Porcupineinwaiting · 17/04/2020 15:06

You having a child wouldn't put me off but the rest of your cv would. What I'd be looking for is you picking something that you enjoy and sticking to it, in both qualifications and work experience. That said, I def dont think 28 is too late to start. I know several v successful professionals in my field who didnt start training for it til they were 30.

PineappleDanish · 17/04/2020 15:07

You really cannot add skills in to suit the job when there is no employment record worth speaking of to back up the skill acquisition.

I saw an application once from someone claiming expertise in negotiation and conflict resolution because she had two pre-school children. Hmm

Xenia · 17/04/2020 15:08

My graduate son drives a delivery van (full tme PAYE). My lawyer daughters have very good exam results etc.

However some people with poor grades do manage to set up businesses and do fine - as you have cleaning experience could you start with that and set up a company with lots of cleaners employed by you over time?
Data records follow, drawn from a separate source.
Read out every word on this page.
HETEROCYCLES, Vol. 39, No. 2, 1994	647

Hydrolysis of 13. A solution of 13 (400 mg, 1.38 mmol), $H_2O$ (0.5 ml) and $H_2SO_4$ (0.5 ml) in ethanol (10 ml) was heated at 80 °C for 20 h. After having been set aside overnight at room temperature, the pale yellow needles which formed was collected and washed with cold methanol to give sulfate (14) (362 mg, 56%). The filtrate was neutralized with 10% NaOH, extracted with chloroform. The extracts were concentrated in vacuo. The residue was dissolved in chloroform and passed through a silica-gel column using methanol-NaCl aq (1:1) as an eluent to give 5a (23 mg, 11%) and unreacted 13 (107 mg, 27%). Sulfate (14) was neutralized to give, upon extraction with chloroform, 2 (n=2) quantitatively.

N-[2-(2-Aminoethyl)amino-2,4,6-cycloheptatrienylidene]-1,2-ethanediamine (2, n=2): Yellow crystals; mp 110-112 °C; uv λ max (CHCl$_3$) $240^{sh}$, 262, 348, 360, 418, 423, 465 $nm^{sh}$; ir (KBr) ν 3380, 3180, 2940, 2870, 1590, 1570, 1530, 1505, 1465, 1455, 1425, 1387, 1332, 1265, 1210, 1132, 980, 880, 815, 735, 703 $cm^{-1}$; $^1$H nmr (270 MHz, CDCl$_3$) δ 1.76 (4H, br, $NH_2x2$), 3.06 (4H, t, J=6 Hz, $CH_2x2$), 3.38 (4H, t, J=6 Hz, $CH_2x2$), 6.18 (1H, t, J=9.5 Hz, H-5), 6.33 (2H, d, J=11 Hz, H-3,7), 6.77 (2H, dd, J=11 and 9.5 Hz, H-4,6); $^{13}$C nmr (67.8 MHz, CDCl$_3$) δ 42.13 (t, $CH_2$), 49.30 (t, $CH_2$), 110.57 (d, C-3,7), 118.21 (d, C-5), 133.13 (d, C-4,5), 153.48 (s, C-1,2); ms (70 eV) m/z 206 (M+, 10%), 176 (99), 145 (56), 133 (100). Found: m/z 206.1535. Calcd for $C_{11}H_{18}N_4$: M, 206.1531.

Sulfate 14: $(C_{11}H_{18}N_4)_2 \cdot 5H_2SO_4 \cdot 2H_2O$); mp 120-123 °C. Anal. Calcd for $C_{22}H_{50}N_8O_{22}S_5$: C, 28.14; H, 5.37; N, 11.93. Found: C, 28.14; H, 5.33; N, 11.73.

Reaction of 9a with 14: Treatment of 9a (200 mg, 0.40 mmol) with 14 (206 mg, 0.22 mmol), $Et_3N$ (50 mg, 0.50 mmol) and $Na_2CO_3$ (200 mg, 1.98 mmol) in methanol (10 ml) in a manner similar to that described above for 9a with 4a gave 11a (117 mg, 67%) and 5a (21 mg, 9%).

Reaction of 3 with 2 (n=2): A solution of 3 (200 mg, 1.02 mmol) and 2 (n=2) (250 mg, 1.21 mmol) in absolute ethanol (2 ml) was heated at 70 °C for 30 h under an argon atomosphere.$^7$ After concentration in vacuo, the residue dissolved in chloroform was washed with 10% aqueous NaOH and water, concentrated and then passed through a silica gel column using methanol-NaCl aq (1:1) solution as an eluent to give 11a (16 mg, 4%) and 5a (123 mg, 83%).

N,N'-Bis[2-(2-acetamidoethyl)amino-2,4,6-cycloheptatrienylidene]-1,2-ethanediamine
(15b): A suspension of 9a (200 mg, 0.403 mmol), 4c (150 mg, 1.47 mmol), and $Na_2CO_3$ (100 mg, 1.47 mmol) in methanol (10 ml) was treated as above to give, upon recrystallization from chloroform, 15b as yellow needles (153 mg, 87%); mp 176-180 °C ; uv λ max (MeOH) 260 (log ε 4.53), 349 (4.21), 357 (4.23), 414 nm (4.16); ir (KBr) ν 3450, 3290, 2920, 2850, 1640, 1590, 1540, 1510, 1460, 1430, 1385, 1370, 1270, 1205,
chaosmaker · 17/04/2020 15:13

Not RTFT but a 2 second search turned this up :) www.nidirect.gov.uk/articles/apprenticeship-frameworks-people-aged-25-and-over
There was also a site for over 50's apprenticeships although I didn't look at that one.

myself2020 · 17/04/2020 16:43

I saw an application once from someone claiming expertise in negotiation and conflict resolution because she had two pre-school children. hmm
i had a similar one - apparently she had proven mediator skills because she stayed at home for 5 years with 2 kids. cv directly into the bin

BubblesBuddy · 17/04/2020 17:36

There are lots of small business that are set up by people with not so glowing exam results. The key is thinking which business ideas will work, which will earn money and what you can actually do. What skills have you actually got? Certainly cleaning, taking and collecting dc from school for parents, running a cafe or even a B&B are all small businesses that you could start fairly easily.

LooQoo · 17/04/2020 17:45

@myself2020

I saw one from a SAHM of 20 years - she’d listed budgeting, negotiation, time management expertise. I thought it was quite creative actually!

I do wonder how anyone with that much of a gap in their CV finds work though.

StormBaby · 17/04/2020 19:21

@LooQoo, they don't. They will be in direct competition with hundreds of applicants with experience, and then hundreds of applicants with long employment records in other sectors. You have to be doing 'something' to be able to get a job, even if it's just part time in a local cafe. Just to prove you can work.

BubblesBuddy · 18/04/2020 10:45

It might appear creative but it’s not real work experience. It’s life experience that the majority of parents have. It’s not a transferable skill in the real world of work unless you want to work with children in which case still volunteer first after20 years.

EasyPleasey · 18/04/2020 10:58

I would focus on getting an office job OP. Start in admin and prove yourself to be professional and reliable, then in time you are likely to be given more responsibilities and can apply for promotions and other jobs within a company. I think the only thing that may be off putting to an employer at the moment would be concerns about your commitment and experience. Holding down a role for a decent amount of time should get over that (at least two years).